Why Won't They Trust Me? Business and Boundaries

Louisa was annoyed and disheartened because her friends didn’t “trust” her to work for them. Louisa had been a professional musician, played at weddings for 10 years but, her best friend wouldn’t take any input from her about music for the friend’s wedding. Louisa has a new business making websites but, one friend, struggling to use her website, would take none of Louisa’s advice, another friend had to be begged to allow Louisa to connect an email service and another went and paid someone to fix their website despite Louisa offering to do it for free. “I just don’t get it” she said.

It's not so much about trust...what we have here is an ‘identity’ issue. Identity is a shorthand version of who you are. Humans are very complex and you can’t know all the history, changing thoughts, emotions, expectations, fears, abilities, and ambitions of another person. So, how do you work with that? We need to cooperate for success; cooperation requires a shared set of expectations and the ability to predict each other’s behaviour so we can plan and act accordingly. Identity is a way of condensing the whole person into a simpler version...someone you can understand and interact with effectively and efficiently. Personal identities are signified by our names; I know who Louisa is versus Isabelle versus Cherie. And personal identities fall into categories; friend, parent, politician, neighbor, nurse, plumber, etc…

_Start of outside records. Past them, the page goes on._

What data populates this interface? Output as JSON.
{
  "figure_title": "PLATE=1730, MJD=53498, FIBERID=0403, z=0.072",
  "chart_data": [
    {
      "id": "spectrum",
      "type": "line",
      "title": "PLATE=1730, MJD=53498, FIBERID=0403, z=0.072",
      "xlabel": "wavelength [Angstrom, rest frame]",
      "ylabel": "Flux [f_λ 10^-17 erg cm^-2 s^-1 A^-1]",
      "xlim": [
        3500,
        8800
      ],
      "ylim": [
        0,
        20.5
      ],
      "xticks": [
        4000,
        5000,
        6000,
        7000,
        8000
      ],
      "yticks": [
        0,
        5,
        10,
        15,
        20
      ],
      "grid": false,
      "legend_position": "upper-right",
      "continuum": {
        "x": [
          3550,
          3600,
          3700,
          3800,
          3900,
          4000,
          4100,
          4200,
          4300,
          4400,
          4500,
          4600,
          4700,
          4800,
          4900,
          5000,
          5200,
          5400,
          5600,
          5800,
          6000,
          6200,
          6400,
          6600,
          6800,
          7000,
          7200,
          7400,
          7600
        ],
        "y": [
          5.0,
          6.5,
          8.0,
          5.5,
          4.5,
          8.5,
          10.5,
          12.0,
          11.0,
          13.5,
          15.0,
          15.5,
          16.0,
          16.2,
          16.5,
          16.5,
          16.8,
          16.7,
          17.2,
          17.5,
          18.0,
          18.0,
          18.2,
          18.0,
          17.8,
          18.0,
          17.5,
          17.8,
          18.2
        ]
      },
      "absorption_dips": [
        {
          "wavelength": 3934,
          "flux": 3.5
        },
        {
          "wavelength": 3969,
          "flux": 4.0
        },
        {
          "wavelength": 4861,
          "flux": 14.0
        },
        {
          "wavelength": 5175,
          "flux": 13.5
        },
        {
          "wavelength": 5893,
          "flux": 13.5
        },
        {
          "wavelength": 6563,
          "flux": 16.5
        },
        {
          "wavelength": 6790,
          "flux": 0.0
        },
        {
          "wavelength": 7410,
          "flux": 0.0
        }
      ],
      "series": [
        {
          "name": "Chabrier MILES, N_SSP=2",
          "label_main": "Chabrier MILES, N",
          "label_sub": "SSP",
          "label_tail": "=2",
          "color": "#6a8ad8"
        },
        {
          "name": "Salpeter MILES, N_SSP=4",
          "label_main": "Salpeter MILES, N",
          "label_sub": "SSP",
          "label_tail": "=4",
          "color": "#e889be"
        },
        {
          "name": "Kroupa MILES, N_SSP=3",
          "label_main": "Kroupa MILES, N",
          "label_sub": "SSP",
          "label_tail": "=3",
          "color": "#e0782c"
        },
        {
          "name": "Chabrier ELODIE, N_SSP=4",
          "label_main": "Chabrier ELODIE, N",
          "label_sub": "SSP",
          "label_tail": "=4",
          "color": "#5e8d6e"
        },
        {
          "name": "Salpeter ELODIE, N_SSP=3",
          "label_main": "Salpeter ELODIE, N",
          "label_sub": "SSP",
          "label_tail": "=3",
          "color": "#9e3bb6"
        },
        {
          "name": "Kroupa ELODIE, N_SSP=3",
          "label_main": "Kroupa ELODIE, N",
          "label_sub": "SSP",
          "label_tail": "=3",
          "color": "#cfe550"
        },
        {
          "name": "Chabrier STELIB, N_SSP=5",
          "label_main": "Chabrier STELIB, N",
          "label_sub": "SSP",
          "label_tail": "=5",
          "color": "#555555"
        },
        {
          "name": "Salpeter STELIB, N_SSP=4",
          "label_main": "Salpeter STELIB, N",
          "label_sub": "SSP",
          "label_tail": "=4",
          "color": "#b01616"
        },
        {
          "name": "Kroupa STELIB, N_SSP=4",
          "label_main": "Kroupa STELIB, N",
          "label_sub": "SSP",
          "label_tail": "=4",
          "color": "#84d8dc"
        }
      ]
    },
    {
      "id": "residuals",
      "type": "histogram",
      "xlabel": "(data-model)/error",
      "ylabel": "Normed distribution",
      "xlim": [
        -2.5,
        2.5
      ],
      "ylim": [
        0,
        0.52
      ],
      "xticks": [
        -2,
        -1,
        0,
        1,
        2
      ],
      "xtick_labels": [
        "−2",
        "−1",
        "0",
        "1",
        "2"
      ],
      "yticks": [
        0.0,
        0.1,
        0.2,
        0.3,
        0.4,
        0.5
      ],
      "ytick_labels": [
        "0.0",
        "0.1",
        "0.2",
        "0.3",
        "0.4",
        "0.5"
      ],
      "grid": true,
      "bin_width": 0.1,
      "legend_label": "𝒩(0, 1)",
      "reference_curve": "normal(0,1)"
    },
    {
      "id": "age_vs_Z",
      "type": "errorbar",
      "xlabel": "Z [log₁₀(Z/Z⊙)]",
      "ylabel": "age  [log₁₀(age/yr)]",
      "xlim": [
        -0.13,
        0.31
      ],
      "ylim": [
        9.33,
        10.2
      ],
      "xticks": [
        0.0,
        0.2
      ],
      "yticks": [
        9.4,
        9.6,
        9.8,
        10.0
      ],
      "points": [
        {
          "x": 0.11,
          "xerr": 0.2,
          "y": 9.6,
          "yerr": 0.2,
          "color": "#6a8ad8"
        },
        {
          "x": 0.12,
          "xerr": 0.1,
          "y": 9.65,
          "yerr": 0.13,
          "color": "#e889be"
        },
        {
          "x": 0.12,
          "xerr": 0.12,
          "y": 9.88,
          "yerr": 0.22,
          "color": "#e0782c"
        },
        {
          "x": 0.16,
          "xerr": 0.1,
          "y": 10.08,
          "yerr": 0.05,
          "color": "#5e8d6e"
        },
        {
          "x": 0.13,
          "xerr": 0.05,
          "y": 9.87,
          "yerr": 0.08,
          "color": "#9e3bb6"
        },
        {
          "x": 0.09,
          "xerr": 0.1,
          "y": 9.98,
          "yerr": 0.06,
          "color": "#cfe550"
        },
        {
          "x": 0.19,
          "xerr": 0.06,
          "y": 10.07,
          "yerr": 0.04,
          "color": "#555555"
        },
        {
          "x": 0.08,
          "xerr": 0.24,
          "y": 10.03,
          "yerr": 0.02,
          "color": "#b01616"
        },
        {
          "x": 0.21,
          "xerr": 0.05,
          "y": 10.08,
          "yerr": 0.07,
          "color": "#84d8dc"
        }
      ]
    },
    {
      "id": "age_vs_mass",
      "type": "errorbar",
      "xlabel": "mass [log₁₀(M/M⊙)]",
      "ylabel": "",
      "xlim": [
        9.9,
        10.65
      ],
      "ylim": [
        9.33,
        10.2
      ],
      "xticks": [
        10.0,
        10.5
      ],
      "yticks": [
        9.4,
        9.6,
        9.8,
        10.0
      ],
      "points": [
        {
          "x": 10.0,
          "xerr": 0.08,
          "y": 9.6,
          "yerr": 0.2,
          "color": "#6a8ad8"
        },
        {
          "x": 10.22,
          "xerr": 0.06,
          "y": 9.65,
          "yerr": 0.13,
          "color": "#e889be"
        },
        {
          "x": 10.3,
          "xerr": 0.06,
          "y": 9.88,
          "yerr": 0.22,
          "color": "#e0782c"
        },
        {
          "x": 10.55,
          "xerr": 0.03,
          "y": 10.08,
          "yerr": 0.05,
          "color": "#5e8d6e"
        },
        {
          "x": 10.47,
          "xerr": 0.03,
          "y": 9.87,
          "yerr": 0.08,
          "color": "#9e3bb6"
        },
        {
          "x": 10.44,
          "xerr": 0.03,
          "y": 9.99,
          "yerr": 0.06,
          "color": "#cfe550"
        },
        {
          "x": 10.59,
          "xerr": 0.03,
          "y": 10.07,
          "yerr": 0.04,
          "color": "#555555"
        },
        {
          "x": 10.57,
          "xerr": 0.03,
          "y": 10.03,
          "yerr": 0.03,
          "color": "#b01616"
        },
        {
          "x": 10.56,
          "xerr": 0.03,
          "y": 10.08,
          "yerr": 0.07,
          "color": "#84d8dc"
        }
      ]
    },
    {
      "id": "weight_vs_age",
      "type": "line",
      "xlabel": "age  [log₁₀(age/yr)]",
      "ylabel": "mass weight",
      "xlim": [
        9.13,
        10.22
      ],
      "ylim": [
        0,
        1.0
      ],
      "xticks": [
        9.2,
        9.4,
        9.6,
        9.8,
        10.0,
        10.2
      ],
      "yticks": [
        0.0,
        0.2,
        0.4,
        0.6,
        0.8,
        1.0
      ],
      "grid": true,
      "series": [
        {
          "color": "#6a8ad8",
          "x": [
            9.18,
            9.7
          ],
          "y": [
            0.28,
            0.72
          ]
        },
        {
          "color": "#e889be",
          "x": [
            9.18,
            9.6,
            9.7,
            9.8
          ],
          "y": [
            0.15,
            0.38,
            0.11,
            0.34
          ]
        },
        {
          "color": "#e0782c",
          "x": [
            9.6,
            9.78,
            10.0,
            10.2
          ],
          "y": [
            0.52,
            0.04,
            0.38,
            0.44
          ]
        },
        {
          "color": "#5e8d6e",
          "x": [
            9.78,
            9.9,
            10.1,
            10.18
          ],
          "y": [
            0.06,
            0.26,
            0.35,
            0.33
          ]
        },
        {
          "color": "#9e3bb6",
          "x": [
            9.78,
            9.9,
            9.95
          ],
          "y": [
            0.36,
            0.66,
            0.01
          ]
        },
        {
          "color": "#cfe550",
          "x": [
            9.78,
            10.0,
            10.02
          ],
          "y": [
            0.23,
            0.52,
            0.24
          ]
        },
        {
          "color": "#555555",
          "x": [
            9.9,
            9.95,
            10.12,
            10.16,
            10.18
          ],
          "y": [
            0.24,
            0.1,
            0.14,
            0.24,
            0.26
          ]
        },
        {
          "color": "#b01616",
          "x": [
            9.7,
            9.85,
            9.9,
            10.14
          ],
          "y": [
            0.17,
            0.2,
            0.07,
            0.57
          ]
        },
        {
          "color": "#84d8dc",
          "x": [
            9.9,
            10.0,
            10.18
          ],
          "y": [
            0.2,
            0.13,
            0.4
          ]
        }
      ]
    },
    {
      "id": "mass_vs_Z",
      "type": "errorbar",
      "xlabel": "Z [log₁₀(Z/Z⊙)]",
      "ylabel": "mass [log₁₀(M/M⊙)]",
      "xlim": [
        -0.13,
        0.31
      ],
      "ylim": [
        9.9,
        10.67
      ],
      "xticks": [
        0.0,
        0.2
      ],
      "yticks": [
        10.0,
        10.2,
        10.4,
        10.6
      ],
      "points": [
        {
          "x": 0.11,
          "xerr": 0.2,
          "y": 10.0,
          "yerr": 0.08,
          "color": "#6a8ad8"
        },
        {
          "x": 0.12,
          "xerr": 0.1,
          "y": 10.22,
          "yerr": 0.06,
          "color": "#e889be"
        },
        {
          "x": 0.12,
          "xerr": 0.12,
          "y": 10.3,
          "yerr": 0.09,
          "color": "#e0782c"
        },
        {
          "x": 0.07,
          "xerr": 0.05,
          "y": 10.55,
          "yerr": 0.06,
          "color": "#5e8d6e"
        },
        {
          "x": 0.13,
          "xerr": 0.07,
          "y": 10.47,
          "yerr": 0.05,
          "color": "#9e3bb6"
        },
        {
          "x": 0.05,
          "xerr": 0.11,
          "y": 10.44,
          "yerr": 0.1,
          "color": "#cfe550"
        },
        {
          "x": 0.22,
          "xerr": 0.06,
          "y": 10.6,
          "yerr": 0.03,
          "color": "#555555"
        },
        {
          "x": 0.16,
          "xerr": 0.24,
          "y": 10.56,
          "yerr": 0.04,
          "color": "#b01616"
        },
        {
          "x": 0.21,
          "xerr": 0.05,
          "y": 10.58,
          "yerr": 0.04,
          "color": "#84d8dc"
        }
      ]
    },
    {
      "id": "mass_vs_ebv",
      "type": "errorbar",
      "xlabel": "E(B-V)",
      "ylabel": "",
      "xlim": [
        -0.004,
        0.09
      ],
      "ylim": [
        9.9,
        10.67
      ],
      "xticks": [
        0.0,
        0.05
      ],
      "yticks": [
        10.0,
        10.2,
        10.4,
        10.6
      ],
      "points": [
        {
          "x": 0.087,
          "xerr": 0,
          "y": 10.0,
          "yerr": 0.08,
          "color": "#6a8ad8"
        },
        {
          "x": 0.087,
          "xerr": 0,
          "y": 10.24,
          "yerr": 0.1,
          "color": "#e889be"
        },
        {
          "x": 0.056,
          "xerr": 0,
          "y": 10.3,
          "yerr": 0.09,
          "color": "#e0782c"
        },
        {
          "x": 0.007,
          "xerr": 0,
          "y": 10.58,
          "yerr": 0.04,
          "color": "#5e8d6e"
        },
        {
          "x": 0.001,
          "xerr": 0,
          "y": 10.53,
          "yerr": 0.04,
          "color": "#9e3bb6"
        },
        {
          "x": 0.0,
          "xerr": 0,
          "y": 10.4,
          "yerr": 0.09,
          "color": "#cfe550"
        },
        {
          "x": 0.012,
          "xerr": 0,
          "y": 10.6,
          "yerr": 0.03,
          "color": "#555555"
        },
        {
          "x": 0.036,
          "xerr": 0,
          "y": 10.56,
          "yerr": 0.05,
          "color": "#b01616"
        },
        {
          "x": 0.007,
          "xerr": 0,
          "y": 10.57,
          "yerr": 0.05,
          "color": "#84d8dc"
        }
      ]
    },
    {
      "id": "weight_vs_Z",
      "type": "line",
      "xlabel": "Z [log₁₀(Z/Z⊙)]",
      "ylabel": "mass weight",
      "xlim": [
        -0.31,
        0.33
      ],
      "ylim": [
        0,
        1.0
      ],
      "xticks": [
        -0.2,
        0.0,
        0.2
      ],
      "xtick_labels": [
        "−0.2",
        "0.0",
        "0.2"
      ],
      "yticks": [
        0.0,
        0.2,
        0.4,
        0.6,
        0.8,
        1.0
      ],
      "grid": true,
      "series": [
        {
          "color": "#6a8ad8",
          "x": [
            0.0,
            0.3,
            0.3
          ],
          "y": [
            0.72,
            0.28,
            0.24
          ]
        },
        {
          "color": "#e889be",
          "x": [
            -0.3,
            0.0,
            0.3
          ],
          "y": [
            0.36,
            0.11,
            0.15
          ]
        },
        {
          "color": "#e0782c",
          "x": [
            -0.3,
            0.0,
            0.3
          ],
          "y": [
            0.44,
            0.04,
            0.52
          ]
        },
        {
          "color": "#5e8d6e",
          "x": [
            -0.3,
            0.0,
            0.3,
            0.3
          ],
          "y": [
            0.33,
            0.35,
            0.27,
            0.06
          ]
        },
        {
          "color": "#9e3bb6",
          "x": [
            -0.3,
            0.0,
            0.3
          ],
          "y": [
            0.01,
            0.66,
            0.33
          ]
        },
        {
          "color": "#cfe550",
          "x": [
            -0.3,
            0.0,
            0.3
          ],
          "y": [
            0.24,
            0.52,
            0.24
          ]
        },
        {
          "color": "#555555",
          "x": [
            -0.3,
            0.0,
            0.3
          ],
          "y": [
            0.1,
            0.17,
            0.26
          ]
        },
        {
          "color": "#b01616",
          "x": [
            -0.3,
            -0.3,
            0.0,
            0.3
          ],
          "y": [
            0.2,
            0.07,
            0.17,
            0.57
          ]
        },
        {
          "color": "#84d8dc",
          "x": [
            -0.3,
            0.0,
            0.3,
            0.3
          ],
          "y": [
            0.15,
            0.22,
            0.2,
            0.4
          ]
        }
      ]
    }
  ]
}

It may seem a bad thing to simplify a person but, it’s the only way we can operate efficiently; dealing with the whole woman behind the counter at the shoe shop is a nice idea but you don’t have time (and neither does she) to get to know ‘the whole her’ before choosing your shoes. Generic categories of identity are efficient because they come with a set of rules for engagement that both parties understand. The shop assistant knows that, while you both see her as a shop-assistant she can touch your feet but, this is not okay if you meet the same woman at a BBQ. We even do this with ourselves; women in particular often complain about having to juggle multiple identities - mother, lover, worker, friend and, it's just as hard to understand yourself as multifaceted as it is to understand others in all their complexity. We naturally simplify because it's easier.

Danny O'Connor MultiFaceted Woman

'Multifaceted Woman' - Danny O'Connor


Think you’re not affected by this? Did you ever have that jarring experience as a child of seeing your teacher outside of school??? If you saw them with a spouse it was even more freaky! How about parents and sex? Most people shudder at the idea because parents have an identity that doesn’t include sexiness. Or, have you ever been especially outraged when a policeman is caught doing something wrong? It’s because you don’t see them as a person, equally capable of wrong-doing as the average person, they have special obligations because of their job identity.

The downside of this identity shorthand is that we can treat people without consideration for their complexity, variety, and potential. Louisa was experiencing this; she had the ‘friend’ identity among her friends and this doesn’t include a professional skill set. This meant she wouldn’t be seen as an option for providing professional services which seems like a shame. However, the upside to this identity is that you are given more leeway as a friend, free support, sympathy, affection, and understanding.

Couldn’t her friends see her as both? Identities are often mutually exclusive - one has rules that contradict another; a friend is given leeway when running late, a contractor is not...a friend is forgiven for their contradictions, a contractor’s mistakes must be paid for. These rules form the boundaries between people. While the standards for friendship are more flexible, friendship is typically considered more valuable. By keeping Lousia in the friend box, Louisa’s friends may deprive her of work but they protect the friendship from the risk of being damaged by the strict requirements of a contractor.

When we’re dealing with complex people in complex situations like friendship or business relationships, we need rules to make sure everyone knows how they should behave and what they can expect. Importantly, this reduces the risk of conflict, disappointment, and loss. Remember, those rules keep you safe and increase the chance of success for everyone involved.

When the world is so complicated, the simple gift of friendship is within all of our hands.